Steve Niedelman of the Food and Drug Administration says, "We were beginning to see a pattern of products coming, that were purporting to be of Canadian origin, coming from various countries from throughout the world. We wanted to determine how widespread this was."

So the FDA launched an investigation, confiscating thousands of foreign drug shipments.

"85% of them were from 27 other countries,” says Niedelman. “We saw product coming through from Germany, from Australia, from China, from Iran, from Ecuador."

And more than thirty of the confiscated drugs turned out to be counterfeit.

"It is concerning. People who are expecting to receive treatment or a cure from some of the pharmaceuticals will not receive it or won't know for some time whether or not they're getting the correct prescription drug,” Niedelman says.

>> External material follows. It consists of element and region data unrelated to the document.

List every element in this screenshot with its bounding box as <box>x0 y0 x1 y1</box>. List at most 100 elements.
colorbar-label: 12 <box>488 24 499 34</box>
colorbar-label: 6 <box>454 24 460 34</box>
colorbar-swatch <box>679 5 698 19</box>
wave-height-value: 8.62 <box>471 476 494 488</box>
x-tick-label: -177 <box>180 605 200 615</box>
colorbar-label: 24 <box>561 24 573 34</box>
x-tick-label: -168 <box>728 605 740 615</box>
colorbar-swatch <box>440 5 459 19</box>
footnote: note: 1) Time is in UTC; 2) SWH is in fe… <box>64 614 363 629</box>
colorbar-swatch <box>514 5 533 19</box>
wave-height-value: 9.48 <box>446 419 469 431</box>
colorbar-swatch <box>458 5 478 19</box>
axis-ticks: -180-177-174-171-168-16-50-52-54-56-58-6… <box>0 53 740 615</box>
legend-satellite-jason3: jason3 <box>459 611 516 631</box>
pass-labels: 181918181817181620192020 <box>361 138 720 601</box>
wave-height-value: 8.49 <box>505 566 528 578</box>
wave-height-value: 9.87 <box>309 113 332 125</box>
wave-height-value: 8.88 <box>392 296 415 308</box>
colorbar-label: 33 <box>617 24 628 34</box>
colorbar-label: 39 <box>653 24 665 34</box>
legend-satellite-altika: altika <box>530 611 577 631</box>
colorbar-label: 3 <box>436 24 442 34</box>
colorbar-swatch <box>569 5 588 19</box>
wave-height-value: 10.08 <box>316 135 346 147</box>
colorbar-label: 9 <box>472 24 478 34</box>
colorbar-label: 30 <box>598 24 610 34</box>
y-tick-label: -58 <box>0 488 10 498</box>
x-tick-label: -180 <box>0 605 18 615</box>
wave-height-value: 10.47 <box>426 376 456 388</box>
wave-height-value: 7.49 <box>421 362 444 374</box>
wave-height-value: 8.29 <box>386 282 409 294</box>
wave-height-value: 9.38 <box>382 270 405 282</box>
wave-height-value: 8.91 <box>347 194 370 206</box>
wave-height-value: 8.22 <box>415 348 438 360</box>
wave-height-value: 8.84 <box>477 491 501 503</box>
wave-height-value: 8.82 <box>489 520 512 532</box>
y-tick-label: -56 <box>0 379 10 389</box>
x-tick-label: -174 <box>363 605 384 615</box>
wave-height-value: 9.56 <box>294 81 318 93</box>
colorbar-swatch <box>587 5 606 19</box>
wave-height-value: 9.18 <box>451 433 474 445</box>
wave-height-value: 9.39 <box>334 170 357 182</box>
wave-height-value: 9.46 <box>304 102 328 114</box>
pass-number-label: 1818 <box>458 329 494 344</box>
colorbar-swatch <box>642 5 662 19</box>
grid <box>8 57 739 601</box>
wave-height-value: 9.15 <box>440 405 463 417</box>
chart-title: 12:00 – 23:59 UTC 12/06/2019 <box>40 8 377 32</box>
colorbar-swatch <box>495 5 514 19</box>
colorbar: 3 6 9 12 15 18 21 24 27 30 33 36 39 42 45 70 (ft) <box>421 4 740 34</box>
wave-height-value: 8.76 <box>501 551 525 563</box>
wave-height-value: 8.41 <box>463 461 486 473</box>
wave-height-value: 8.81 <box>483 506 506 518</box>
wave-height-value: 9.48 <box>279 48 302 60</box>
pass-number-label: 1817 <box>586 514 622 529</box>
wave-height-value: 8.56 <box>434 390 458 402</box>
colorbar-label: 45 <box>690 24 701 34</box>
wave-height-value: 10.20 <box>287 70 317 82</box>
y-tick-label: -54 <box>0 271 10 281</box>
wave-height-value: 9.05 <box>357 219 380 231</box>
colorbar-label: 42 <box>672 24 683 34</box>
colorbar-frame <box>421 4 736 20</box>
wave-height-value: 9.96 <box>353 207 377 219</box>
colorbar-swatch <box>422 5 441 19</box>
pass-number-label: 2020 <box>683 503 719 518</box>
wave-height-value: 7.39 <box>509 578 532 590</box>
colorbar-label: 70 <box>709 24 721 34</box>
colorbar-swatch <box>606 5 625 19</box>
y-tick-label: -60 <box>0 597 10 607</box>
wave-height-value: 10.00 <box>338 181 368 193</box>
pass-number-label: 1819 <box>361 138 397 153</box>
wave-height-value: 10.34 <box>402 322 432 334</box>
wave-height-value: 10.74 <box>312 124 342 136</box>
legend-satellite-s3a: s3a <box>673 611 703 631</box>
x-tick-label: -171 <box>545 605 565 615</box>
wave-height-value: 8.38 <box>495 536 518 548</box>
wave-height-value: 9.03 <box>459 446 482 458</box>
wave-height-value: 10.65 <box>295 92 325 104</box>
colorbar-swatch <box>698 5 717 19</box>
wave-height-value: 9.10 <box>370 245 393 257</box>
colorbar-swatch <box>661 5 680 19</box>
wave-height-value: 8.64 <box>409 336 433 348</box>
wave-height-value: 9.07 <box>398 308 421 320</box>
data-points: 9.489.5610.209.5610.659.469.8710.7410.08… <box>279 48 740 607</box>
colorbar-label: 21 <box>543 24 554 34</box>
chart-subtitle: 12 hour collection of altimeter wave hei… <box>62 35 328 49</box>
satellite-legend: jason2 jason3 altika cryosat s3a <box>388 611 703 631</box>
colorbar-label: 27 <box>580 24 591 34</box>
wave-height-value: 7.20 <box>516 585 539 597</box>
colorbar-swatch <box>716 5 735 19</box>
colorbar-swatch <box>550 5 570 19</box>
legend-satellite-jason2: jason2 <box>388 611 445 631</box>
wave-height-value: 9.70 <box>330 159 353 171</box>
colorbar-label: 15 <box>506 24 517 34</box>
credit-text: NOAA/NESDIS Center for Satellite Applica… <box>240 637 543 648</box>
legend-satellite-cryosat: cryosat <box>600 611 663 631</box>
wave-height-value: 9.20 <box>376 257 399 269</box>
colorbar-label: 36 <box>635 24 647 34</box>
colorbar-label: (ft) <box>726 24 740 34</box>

Jerry Flanagan of the Foundation for Taxpayer and Consumer Rights says there is always some risk when ordering drugs from foreign countries.

"If the pill looks any differently than you are normally used to seeing it, different shape, different color, take it to a pharmacist," he says.

Flanagan says he's not overly concerned about the fact that the drugs claiming to come from Canadian pharmacies actually come from other countries.

But the FDA says there is a big difference. Drugs sold here must comply with US laws and safety standards.

"They don't know whether they do or do not contain active ingredients, whether they're sub-potent, whether they're super-potent," says Niedelman.

Greenfield says he's not bothered by the fact that his prescriptions may come from all over the globe. He considers it the price he pays for getting pills at a price he can afford.

"As long as it's a factory bottle or factory container, I'm less concerned with who sent it than I'm concerned with that it's cheaper than something else down the street," he says.

The FDA says if you can't afford a drug here in the United States, contact the manufacturer

You may get a price break if you qualify.